As countries develop rules requiring oil, gas and mining companies to disclose key financial data on a country by country basis, Revenue Watch has researched these global stock exchanges, to document the significance of these companies in global financial markets.

Our research identified publicly traded oil, gas and mining companies worldwide. The findings provide a global snapshot of extractive sector public capital, showing the significance of the sector in these financial markets and which extractive companies will be covered by the SEC regulations.

In many developing countries, natural resources account for the largest share of exports and revenue, but too often resource wealth also brings problems that actually hinder development.
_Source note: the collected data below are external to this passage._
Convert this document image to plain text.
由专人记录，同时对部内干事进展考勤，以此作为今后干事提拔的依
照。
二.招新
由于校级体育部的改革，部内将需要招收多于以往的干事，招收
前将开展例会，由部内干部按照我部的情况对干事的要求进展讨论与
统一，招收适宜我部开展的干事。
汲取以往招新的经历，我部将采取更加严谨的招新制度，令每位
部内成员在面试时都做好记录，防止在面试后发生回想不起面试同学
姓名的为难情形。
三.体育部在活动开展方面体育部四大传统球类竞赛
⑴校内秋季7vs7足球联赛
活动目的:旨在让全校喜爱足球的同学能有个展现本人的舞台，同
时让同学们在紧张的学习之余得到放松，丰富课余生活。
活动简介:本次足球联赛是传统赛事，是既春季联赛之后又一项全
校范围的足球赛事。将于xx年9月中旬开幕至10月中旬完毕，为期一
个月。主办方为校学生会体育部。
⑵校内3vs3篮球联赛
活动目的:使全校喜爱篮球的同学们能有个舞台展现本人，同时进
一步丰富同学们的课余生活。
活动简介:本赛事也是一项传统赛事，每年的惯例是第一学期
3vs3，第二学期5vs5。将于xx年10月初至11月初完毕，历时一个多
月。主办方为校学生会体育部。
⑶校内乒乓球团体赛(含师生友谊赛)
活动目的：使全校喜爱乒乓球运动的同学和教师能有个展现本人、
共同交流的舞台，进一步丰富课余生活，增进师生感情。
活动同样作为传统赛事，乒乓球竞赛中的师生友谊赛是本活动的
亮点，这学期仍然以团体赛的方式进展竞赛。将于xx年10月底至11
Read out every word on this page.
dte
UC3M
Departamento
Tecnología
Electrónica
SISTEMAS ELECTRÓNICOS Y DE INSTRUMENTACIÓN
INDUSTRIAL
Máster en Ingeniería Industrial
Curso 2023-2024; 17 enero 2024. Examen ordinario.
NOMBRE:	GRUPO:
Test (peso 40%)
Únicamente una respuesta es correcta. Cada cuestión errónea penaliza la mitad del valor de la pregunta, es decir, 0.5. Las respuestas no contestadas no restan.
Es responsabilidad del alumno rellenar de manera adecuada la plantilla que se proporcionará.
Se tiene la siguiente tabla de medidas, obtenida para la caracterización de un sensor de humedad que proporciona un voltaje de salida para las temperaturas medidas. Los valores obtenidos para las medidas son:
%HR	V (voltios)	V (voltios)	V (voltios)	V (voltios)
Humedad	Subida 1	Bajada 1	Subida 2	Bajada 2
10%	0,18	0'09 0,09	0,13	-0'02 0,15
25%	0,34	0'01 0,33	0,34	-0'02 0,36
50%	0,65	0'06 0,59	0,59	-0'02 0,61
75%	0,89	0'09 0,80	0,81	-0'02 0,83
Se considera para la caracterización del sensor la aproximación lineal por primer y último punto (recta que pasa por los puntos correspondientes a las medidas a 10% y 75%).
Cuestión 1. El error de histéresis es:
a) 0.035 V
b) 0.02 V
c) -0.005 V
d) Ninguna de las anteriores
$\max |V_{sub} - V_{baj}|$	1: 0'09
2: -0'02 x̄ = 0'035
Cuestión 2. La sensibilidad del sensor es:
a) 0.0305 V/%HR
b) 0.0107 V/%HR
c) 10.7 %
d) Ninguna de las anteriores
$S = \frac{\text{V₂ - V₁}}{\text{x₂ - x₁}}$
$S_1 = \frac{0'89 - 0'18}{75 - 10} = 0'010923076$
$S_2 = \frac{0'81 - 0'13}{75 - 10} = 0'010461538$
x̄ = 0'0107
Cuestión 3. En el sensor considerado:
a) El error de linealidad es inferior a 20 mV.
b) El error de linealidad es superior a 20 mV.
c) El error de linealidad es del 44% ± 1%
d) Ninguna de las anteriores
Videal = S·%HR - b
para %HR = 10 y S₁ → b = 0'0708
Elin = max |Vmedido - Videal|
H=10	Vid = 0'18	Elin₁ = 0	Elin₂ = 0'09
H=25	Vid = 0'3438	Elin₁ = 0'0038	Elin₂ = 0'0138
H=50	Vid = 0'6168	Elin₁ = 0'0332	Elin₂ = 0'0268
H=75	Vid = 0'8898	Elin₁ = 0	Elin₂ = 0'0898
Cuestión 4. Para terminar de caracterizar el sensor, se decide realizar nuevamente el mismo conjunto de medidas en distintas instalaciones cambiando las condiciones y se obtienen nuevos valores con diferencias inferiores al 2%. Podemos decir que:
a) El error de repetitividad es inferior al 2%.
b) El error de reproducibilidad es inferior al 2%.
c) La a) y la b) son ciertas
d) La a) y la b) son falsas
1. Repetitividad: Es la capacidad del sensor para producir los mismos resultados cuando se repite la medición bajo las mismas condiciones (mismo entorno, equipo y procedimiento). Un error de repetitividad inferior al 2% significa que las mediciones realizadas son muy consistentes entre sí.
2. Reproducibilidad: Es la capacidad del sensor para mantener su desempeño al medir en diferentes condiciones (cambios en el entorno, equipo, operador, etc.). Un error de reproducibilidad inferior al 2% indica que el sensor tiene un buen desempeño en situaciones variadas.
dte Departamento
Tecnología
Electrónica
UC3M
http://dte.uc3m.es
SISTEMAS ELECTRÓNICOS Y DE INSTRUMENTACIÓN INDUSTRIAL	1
Oil and mining windfalls can slow the growth of other industries, and secrecy regarding company payments to governments can enable large-scale embezzlement and corruption.

In July 2010, the United States took an historic step toward addressing these issues by passing the Dodd-Frank Financial Reform Act. The Lugar-Cardin transparency provision of the law requires companies engaged in oil, gas and mining activities and registered with the U.S. Securities and Exchange Commission to publicly disclose any payments they make to governments, country by country and project by project. Recognizing the power of such regulations, other jurisdictions throughout the world are now developing similar or expanded legislative proposals.

Revenue Watch's research included the 30 largest non-U.S. stock exchanges by market capitalization, as ranked by the World Federation of Exchanges, as well as the Oslo Børs of Norway, The TSX Venture Exchange, the Canadian National Stock Exchange, and the NYSE, AMEX and NASDAQ exchanges of the United States.

See below for key conclusions of the research, or visit the Downloads page for the full research report and a downloadable spreadsheet of the data on company listings and market capitalization.


  • Momentum is growing in many markets for requiring oil, gas and mining companies to disclose their key financial data on a country by country basis. The exchanges that have introduced or committed to introducing rules (such as in the United States, Hong Kong and European Union) represent a significant share of the market value of all extractive companies. Our research also shows the importance of the Toronto, Australia, Shanghai and Johannesburg markets, and the potential impact if regulators there were to join the United States, European Union and Hong Kong in introducing similar disclosure regulations.
  • Regulations in the EU would cover about 26 percent of the global market of extractive companies.
  • With the large number of extractive sector companies on the Toronto and Australian exchanges (556 and 1004, respectively), the prompt adoption of new rules by these jurisdictions could have an immediate impact, particularly given the large number of these companies that operate in Africa.
  • Rule changes in South Africa, where the Johannesburg exchange is Africa's largest and has significant extractive sector activity as well as a large number of African companies listed, will receive strong support from regional civil society groups already active on governance and economic justice issues.
  • The recent rule changes by the Hong Kong Exchange present opportunities to advocate new, national regulations in China.